The work, by Malini Suchak from Canisius College in the US and her colleagues and published in the Proceedings of the National Academy of Sciences, suggests these animals put aside competition for cooperation more often than not.
While intelligent and adept at problem solving, previous studies have shown chimpanzees struggled to work together and often exhibiting intolerance. But these studies tested only a few animals at a time, and never within an entire social group.
To see how well chimpanzees as a group fare, Suchak and her colleagues went to the Yerkes National Primate Research Centre of Emory University where they set up an apparatus in front of two groups of adult chimpanzees.
To get a food reward, at least two chimpanzees had to work together.
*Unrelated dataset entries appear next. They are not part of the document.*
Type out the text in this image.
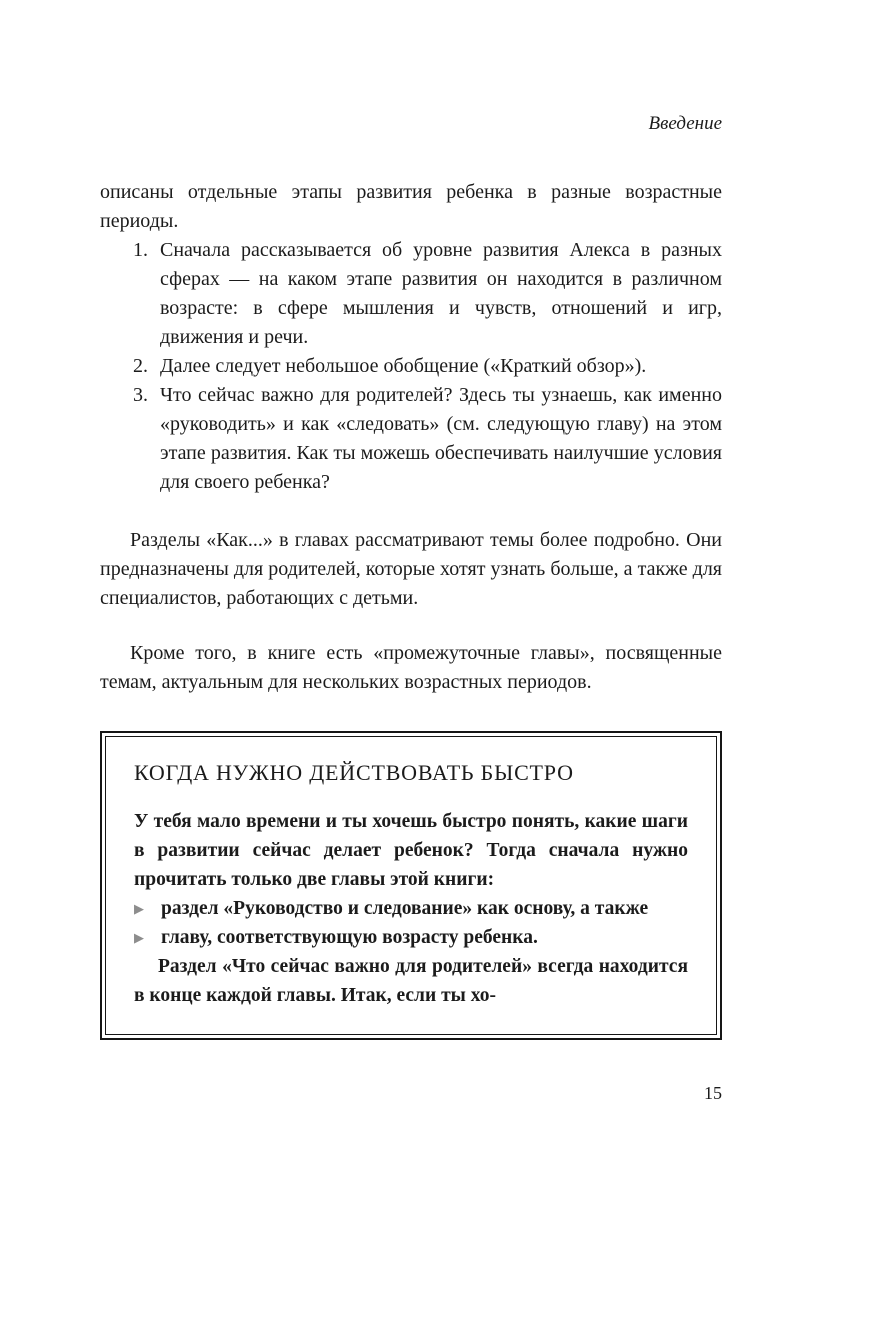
Введение

описаны отдельные этапы развития ребенка в разные возрастные периоды.

1. Сначала рассказывается об уровне развития Алекса в разных сферах — на каком этапе развития он находится в различном возрасте: в сфере мышления и чувств, отношений и игр, движения и речи.
2. Далее следует небольшое обобщение («Краткий обзор»).
3. Что сейчас важно для родителей? Здесь ты узнаешь, как именно «руководить» и как «следовать» (см. следующую главу) на этом этапе развития. Как ты можешь обеспечивать наилучшие условия для своего ребенка?

Разделы «Как...» в главах рассматривают темы более подробно. Они предназначены для родителей, которые хотят узнать больше, а также для специалистов, работающих с детьми.

Кроме того, в книге есть «промежуточные главы», посвященные темам, актуальным для нескольких возрастных периодов.

КОГДА НУЖНО ДЕЙСТВОВАТЬ БЫСТРО

У тебя мало времени и ты хочешь быстро понять, какие шаги в развитии сейчас делает ребенок? Тогда сначала нужно прочитать только две главы этой книги:

▶ раздел «Руководство и следование» как основу, а также
▶ главу, соответствующую возрасту ребенка.

Раздел «Что сейчас важно для родителей» всегда находится в конце каждой главы. Итак, если ты хо-

15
One had to remove a barrier while another simultaneously pulled in a tray.
If the group was successful with two cooperating individuals, the researchers made the test harder – introducing a second barrier that required a third chimpanzee to get the reward.
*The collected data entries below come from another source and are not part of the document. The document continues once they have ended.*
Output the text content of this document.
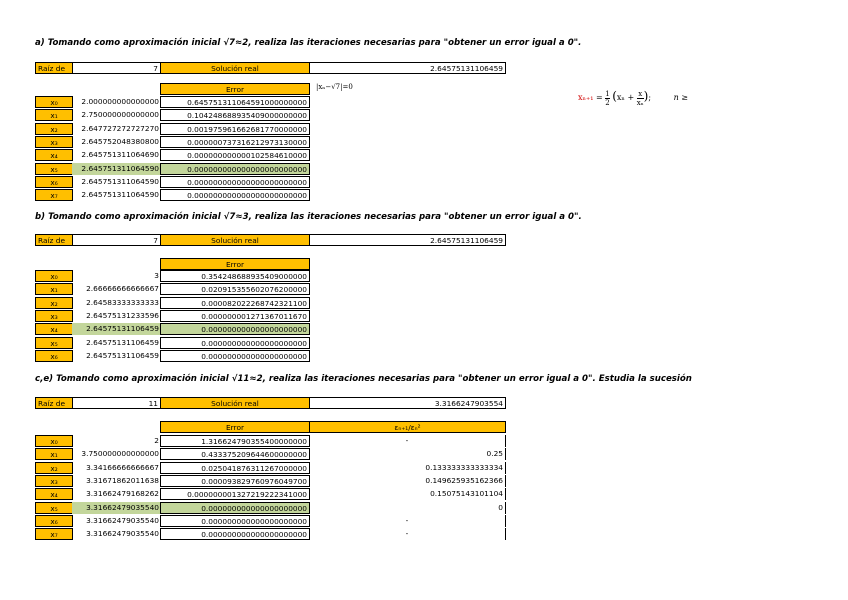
a) Tomando como aproximación inicial √7≈2, realiza las iteraciones necesarias para "obtener un error igual a 0".
Raíz de	7	Solución real	2.64575131106459
Error
x₀	2.000000000000000	0.645751311064591000000000
x₁	2.750000000000000	0.104248688935409000000000
x₂	2.647727272727270	0.001975961662681770000000
x₃	2.645752048380800	0.000000737316212973130000
x₄	2.645751311064690	0.000000000000102584610000
x₅	2.645751311064590	0.000000000000000000000000
x₆	2.645751311064590	0.000000000000000000000000
x₇	2.645751311064590	0.000000000000000000000000
|xₙ−√7|=0
$x_{n+1} = \frac{1}{2} (x_n + \frac{x}{\text{xₙ}}$ );	n ≥
b) Tomando como aproximación inicial √7≈3, realiza las iteraciones necesarias para "obtener un error igual a 0".
Raíz de	7	Solución real	2.64575131106459
Error
x₀	3	0.354248688935409000000
x₁	2.66666666666667	0.020915355602076200000
x₂	2.64583333333333	0.000082022268742321100
x₃	2.64575131233596	0.000000001271367011670
x₄	2.64575131106459	0.000000000000000000000
x₅	2.64575131106459	0.000000000000000000000
x₆	2.64575131106459	0.000000000000000000000
c,e) Tomando como aproximación inicial √11≈2, realiza las iteraciones necesarias para "obtener un error igual a 0". Estudia la sucesión
Raíz de	11	Solución real	3.3166247903554
Error	εₙ₊₁/εₙ²
x₀	2	1.316624790355400000000	-
x₁	3.750000000000000	0.433375209644600000000	0.25
x₂	3.34166666666667	0.025041876311267000000	0.133333333333334
x₃	3.31671862011638	0.000093829760976049700	0.149625935162366
x₄	3.31662479168262	0.000000001327219222341000	0.15075143101104
x₅	3.31662479035540	0.000000000000000000000	0
x₆	3.31662479035540	0.000000000000000000000	-
x₇	3.31662479035540	0.000000000000000000000	-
The experiment was conducted in hour-long test sessions, two to three times a week.
During these hours the apparatus would be reset after every successful use and the chimpanzees could continue to work the apparatus as many times as they wanted.
The test allowed chimpanzees not working on the apparatus to bump others out the way, or even steal food from those operating the apparatus.
Such behaviour was identified as “competitive” – contrary to cooperation within the group.
During the 94 hours that the groups of chimpanzees were tested the overall rate of cooperation was quite high. Some 3,565 cooperative acts were completed compared to only 600 competitive interactions.
Interestingly, Suchak and her colleagues noticed several enforcement mechanisms used by the chimpanzees to deter members from competitive acts, such as whimpering, pouting, screaming or displaying a silent bared-teeth expression.
They even saw third-party punishment, where a bystander within the group intervened by threatening or hitting the offender or by consoling the victim.
Gisela Kaplan, a behavioural scientist from the University of New England in Australia, notes that these types of activities are quite common – not only with chimpanzees but with great ape species in general.
“There is always a cost to breaking a rule and that cost can be punishment or ostracism, even loss of status,” she says.
“Eventually, the cooperative behaviour will predominate because the price to pay is too high. If you get ostracised by the group, it is not worth it.”
Task partner choice played a significant role in the chimpanzees’ cooperative efforts as they typically only approached other members of their group that were of similar rank or their own kin.
Kaplan says that while the idea of cooperation within great apes is not a new concept, up until now it has been largely neglected.
“Within the group [of chimpanzees] cooperation is important if they are to remain competitive as a whole. So within competition, there has to be a level of cooperation.
“How this actually occurs and how you get the change in behaviour within the group is something that this paper illustrates very nicely.”
Angus Bezzina is a writer from Sydney, Australia.